The first time Don Was heard an original Blue Note analogue master tape at Capitol Studios in Hollywood, he says, it would bring tears to your eyes.

This was early in his tenure as Blue Note president, the beginning of what has become a fourteen-year education — Was took over as Blue Note president in 2012 — in what the label actually is, beyond the famous records and the Francis Wolff photographs and the cultural mythology. He was in the vaults — the actual physical archive — and he was hearing music that had been captured directly, without compression, without digital conversion, without any of the transformations that stand between a 1959 studio session and a streaming service. The music sounded like being in the room.

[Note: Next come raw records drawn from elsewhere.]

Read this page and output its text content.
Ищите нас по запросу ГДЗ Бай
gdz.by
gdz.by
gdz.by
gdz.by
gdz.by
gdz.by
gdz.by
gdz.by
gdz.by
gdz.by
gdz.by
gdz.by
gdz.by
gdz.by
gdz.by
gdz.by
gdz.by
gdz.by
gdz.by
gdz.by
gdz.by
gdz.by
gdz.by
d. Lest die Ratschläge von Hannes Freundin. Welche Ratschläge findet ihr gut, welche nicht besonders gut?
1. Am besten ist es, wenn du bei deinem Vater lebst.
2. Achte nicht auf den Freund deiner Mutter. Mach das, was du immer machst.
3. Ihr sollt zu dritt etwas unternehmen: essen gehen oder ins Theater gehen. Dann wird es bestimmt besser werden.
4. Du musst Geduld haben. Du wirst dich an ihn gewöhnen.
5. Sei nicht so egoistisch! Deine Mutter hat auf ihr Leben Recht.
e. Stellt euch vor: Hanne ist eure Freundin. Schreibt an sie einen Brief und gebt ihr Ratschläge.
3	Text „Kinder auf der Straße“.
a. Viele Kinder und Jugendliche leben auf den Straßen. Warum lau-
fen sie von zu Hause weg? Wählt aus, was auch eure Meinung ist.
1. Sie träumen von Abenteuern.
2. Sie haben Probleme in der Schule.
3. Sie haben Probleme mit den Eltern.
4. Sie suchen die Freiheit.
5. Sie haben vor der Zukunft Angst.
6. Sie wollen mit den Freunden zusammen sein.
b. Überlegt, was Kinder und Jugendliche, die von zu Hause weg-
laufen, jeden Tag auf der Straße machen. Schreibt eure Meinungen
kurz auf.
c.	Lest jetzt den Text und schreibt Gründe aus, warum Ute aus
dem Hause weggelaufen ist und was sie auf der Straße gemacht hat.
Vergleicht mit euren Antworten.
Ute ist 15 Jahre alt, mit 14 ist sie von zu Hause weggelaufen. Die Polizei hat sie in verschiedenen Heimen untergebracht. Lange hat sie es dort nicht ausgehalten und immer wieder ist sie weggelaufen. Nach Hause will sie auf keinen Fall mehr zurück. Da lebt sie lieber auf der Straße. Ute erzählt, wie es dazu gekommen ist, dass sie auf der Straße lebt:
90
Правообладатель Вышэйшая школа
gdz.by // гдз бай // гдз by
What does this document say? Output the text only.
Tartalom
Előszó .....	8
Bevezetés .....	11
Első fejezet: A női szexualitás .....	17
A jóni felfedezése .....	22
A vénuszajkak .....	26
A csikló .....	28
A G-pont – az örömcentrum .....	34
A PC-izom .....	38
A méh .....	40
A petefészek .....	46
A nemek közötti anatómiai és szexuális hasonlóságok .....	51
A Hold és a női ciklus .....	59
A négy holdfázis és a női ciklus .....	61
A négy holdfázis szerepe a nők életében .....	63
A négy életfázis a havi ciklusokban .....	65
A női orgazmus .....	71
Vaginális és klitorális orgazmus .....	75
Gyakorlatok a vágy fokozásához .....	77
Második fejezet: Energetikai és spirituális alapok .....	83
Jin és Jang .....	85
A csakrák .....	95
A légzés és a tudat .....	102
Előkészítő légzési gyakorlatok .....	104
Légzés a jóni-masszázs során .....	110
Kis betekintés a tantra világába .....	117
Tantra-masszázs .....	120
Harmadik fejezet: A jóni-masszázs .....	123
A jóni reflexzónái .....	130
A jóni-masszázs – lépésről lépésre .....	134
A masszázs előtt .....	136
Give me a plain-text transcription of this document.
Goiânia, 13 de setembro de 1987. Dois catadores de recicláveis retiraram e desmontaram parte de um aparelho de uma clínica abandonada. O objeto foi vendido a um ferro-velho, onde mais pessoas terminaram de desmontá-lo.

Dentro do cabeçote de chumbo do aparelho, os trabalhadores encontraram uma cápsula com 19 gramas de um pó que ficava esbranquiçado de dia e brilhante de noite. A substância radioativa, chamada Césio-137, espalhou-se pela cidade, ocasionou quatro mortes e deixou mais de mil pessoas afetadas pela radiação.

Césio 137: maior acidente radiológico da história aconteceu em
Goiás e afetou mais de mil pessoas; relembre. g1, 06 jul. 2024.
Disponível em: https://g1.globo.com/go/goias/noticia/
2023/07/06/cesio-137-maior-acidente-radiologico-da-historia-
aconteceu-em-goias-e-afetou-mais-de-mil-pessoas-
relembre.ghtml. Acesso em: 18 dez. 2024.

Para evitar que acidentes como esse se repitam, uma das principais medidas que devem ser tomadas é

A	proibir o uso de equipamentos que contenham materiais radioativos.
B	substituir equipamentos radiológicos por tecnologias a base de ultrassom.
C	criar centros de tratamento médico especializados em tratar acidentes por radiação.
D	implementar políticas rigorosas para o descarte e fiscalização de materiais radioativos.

“The first time I heard a master of Mode for Joe,” he has said, “it sounded so real, like I was in the room with the musicians.” That experience — of hearing what the session actually sounded like, as opposed to what subsequent formats allowed you to hear — became the animating principle of the Tone Poet Audiophile Vinyl Series.

What the Tone Poet Series Is

The Tone Poet Series, now several dozen releases deep, is an all-analogue vinyl reissue project. Each title is mastered directly from the original analogue tapes — no digital intermediate, no remastering through modern equipment — and pressed on 180-gram vinyl in a gatefold sleeve that reproduces the original artwork. The name comes from the musician Joe Henderson, who described himself in those terms and whose records were among the first to receive the treatment.

The series is not cheap. It is not marketed as the casual listener’s entry point. It is specifically for the person who wants to know what these records actually sounded like in the room, as close as a mass-produced vinyl pressing can approximate that experience.

Was has been direct about who he thinks the audience is. “Firstly jazz music sounds great coming from a turntable — it’s got such a warm sound,” he has said. “Then there is the physicality of holding the jacket or watching the record go around while listening to the whole side. You can’t do that with a digital file or CD.” The physicality is part of the point. “The vinyl you collect is a really powerful statement of who you are.”

What’s in the Vaults

Blue Note’s archive is the deepest continuous record of jazz at work that exists. From the late 1940s through the mid-1960s, the label documented hard bop, post-bop, free jazz, and modal jazz at the highest level, with Rudy Van Gelder engineering nearly every session and Alfred Lion and Francis Wolff producing. The original analogue tapes from those sessions are, in Was’s phrase, a direct line to the music as it was made.

The catalog the Tone Poet series draws from includes some of the most studied and discussed recordings in jazz history — Wayne Shorter’s Speak No Evil, Lee Morgan’s The Sidewinder, Herbie Hancock’s Maiden Voyage, Joe Henderson’s Mode for Joe — but it also reaches into less-excavated corners of the Blue Note archive. Records that received less attention at the time of release, records by musicians who were known to the serious audience but never became household names, records that the original critical conversation missed or undervalued.

This is, Was has said, one of the things he finds most valuable about the project. The Tone Poet series is not just a repackaging of the canonical Blue Note releases. It is an argument that the catalog is deeper than the canon suggests.

What Alfred Lion Would Think

The question of what Alfred Lion and Francis Wolff would make of contemporary Blue Note — streaming, the Tone Poet series, Immanuel Wilkins and Joel Ross and Melissa Aldana — is one Was returns to often. He has a large photograph of the two founders hanging over his desk.

“In every era of the company, Blue Note signed artists who had learned the fundamentals of everything that came before them and then used that knowledge to push the music forward,” Was has observed. “Not to make a museum. To push it.” He is explicit that this is the test he applies to current signings and the measure by which he evaluates the label’s present direction.

On the archive side — the Tone Poet series, the Classic Vinyl reissues, the box sets and deluxe editions that continue to appear — Was believes Lion would recognize the intention, if not the technology. The founders were obsessive about how their records sounded. They paid for Rudy Van Gelder’s studio time precisely because Van Gelder understood what they were trying to capture. The Tone Poet series is, in that sense, continuous with the original Blue Note philosophy: a belief that the music deserves to be heard as well as it can possibly be heard, by whoever is willing to listen carefully.

“It’s music that’s by and large impervious to fashion,” Was has said of the Blue Note catalog. He meant it as an observation, but it functions as a mission statement. Sixty-five years after the recordings were made, the music still sounds urgent. The Tone Poet series is the clearest argument that the urgency was there from the first note, captured on tape, waiting for someone to play it back correctly.